Interestingly, Kojima’s statement comes on the heels of Ghost of Tsushima: Director’s Cut‘s recent reveal. Some fans were also left wondering why that game was being referred to as a director’s cut when it also seemingly includes no previously cut content that we would typically associate with the idea of that phrase. Given that both games require current owners to pay a $10 “upgrade fee” in order to access their PS5 exclusive features, it’s enough to make you wonder if the “Director’s Cut” branding is being used to sell people on something that doesn’t really exist to help justify the price increase.
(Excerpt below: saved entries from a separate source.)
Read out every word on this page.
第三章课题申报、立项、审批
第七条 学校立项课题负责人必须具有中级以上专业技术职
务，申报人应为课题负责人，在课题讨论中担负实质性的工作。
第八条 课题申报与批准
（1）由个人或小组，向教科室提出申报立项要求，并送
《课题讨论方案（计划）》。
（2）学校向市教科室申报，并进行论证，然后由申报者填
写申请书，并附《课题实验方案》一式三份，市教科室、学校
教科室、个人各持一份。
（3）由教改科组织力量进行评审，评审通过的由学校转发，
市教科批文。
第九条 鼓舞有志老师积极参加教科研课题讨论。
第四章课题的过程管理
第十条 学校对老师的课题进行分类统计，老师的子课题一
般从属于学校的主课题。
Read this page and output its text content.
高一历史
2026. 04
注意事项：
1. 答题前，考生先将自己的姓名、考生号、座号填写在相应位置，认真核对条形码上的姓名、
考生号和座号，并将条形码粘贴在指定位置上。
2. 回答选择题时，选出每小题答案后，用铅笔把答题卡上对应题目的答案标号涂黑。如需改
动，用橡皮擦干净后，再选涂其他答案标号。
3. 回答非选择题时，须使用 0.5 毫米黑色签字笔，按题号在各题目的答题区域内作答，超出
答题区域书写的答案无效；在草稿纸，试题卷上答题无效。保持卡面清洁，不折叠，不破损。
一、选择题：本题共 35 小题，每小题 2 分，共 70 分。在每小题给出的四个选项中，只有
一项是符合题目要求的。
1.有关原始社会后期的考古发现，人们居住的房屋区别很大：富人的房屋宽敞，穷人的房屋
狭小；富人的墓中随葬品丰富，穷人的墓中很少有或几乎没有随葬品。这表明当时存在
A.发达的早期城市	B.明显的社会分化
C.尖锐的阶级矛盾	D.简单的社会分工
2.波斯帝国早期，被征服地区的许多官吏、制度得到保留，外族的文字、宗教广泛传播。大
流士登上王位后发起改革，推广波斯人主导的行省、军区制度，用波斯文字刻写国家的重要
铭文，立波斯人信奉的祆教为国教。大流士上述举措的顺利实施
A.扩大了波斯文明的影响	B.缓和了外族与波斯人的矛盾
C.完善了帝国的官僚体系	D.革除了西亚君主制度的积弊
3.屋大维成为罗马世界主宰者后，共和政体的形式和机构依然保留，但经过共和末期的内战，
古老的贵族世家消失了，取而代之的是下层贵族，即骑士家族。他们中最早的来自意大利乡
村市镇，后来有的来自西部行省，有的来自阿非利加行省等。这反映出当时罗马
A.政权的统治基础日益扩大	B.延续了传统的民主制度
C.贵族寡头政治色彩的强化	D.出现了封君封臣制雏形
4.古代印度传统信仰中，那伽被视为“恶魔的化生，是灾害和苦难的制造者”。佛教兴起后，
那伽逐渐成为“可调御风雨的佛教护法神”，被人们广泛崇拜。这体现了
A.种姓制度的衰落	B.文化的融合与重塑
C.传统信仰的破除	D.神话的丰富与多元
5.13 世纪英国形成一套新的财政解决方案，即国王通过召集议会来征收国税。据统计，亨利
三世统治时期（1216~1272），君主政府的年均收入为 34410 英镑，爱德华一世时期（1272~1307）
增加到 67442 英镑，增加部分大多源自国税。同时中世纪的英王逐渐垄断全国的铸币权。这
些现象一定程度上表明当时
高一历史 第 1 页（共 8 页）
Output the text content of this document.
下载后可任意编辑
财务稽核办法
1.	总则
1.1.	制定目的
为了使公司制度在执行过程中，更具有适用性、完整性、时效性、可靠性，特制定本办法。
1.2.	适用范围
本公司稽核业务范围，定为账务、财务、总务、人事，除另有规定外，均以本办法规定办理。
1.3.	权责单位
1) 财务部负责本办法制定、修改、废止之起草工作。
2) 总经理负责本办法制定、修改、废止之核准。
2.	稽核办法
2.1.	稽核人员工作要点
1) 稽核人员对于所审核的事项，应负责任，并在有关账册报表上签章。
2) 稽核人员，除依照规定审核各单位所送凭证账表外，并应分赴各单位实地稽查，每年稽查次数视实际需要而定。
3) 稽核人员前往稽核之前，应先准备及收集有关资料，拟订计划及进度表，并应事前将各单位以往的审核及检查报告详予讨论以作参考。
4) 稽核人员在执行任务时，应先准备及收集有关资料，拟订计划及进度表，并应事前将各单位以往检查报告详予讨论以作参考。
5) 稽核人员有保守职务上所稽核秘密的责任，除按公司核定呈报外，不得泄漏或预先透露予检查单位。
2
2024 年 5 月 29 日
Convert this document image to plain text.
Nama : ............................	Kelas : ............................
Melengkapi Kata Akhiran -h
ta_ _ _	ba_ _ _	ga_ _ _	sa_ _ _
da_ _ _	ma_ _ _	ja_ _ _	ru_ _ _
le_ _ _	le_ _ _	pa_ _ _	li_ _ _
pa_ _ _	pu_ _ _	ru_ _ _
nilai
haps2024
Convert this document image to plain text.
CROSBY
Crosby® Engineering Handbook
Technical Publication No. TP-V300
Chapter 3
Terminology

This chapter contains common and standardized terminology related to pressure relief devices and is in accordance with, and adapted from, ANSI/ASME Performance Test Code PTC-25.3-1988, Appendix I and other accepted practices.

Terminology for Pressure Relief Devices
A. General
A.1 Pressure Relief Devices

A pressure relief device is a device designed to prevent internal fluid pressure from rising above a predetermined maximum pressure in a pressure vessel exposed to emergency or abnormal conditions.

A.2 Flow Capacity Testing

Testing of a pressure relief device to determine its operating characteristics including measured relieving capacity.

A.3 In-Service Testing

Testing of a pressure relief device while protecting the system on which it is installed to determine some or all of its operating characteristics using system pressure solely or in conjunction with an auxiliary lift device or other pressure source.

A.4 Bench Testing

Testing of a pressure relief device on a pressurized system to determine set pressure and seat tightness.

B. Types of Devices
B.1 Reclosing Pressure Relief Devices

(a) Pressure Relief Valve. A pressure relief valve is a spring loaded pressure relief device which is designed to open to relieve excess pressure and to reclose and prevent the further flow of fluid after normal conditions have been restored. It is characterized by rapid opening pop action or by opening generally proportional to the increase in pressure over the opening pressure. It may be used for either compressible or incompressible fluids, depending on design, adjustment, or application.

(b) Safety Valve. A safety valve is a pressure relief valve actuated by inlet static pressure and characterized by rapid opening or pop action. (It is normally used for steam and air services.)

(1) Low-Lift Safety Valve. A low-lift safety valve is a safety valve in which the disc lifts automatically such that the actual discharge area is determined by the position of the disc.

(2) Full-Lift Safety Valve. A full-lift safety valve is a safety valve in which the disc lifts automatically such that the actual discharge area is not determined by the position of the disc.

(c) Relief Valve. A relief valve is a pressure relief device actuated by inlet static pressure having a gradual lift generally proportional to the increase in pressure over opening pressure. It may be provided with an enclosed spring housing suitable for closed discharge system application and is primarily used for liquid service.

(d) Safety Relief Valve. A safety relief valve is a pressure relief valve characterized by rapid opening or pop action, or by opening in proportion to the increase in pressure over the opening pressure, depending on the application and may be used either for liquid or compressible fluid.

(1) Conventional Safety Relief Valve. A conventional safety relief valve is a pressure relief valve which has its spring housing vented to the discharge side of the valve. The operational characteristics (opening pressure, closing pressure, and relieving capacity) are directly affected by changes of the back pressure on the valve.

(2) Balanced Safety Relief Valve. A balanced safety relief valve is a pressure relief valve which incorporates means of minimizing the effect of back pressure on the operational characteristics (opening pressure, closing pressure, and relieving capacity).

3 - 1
After all, the recent “Snyder Cut” of Justice League got the idea/potential impact of a director’s cut on a lot of people’s minds, so it’s certainly not unrealistic to suspect that someone decided the vague notion of a director’s cut has more value at the moment than something like “Definitive Edition” or even “Game of the Year Edition.” Granted, the Ghost of Tsushima team hasn’t yet weighed in on whether or not they chose or approve of the Director’s Cut name for their upcoming re-release, but again, we haven’t seen anything from that game that would suggest it’s a director’s cut in the traditional sense of the phrase.

It would be great to see more actual director’s cuts of games (i.e. versions of games that feature content that its creators intended to include in the original games but could not for whatever reason), but it simply feels disingenuous to put that idea in people’s heads when it seems like that’s not actually what we’re getting in these instances.

In any case, we’ll see whether or not Death Stranding: Director’s Cut does enough to justify its $70 price tag and $10 upgrade fee when it’s released for PlayStation 5 on September 24.